KWSB blames KESC for damage while insiders say that it was due to a lack of channelisation.


Express July 04, 2011
Water supply to city suspended after pipeline damaged

KARACHI:


The water board is still repairing a large pipeline that was damaged on Tuesday. Since then at least 72 million gallons per hour of water, that could approximately fill 130 Olympic swimming pools, has not been supplied to Karachi.


The Karachi Water and Sewerage Board (KWSB) blames the Karachi Electric Supply Company (KESC) because the pipeline broke down during unannounced load-shedding. The pipeline, which was still being repaired by Sunday, was damaged one kilometre away from the Dhabeji Pumping Station. It took three hours to start pumping water back into the city from an alternative system.

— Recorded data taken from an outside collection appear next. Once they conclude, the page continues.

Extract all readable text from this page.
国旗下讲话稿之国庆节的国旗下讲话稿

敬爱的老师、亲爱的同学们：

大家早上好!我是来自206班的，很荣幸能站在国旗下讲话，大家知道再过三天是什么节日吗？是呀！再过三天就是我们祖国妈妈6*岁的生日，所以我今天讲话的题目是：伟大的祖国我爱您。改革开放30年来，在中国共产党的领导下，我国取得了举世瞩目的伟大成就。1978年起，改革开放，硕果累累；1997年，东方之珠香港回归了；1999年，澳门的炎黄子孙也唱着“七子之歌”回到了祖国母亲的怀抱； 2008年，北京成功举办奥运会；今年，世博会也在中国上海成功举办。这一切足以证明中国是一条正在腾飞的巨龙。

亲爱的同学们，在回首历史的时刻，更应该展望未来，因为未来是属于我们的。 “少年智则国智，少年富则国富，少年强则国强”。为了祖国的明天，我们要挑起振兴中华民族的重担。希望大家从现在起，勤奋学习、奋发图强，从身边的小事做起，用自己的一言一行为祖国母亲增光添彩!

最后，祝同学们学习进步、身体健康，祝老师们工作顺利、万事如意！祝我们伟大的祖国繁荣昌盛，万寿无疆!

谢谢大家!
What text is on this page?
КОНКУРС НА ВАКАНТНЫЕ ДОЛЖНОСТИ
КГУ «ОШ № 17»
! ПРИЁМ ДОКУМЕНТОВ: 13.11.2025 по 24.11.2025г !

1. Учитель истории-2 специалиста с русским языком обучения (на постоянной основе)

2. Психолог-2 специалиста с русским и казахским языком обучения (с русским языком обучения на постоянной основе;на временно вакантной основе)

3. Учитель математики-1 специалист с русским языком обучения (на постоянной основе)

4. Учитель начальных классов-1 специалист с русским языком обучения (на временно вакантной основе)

The Express Tribune was told that load-shedding created a vacuum inside the pipeline but the negligence of the KWSB’s officials deployed at Dhabeji was also part of the problem. The water officials channelled water into the pipeline too fast, as a result of which it rushed into the vacuum that had formed inside and burst the pipe. Gallons of water were wasted and the city was entirely cut off.

“KESC is at fault because they cut off the electricity supply without giving us notice, and so when the electricity supply resumed, it produced a shock in the pipeline which it could not bear and consequently it burst,” explained KWSB’s chief engineer Zaheer Abbas Zaidi.

Damaged line

Experts on the bulk water supply told The Express Tribune that the main pipeline carries water 220 feet uphill from Dhabeji. The purpose of the pump is to push water from the major canal to the top of the hill, from where it is supplied to the city.

Due to the suspended power supply, a vacuum was created in the pipeline. It is a rule of thumb that in such a situation, only a minimal amount of water is pushed into the pipeline. This amount of water is then increased gradually. This process is called ‘channelisation’. The KWSB officials and engineers at Dhabeji neglected to do this and pushed in volumes of water that the pipe could not handle

Published in The Express Tribune, July 4th, 2011.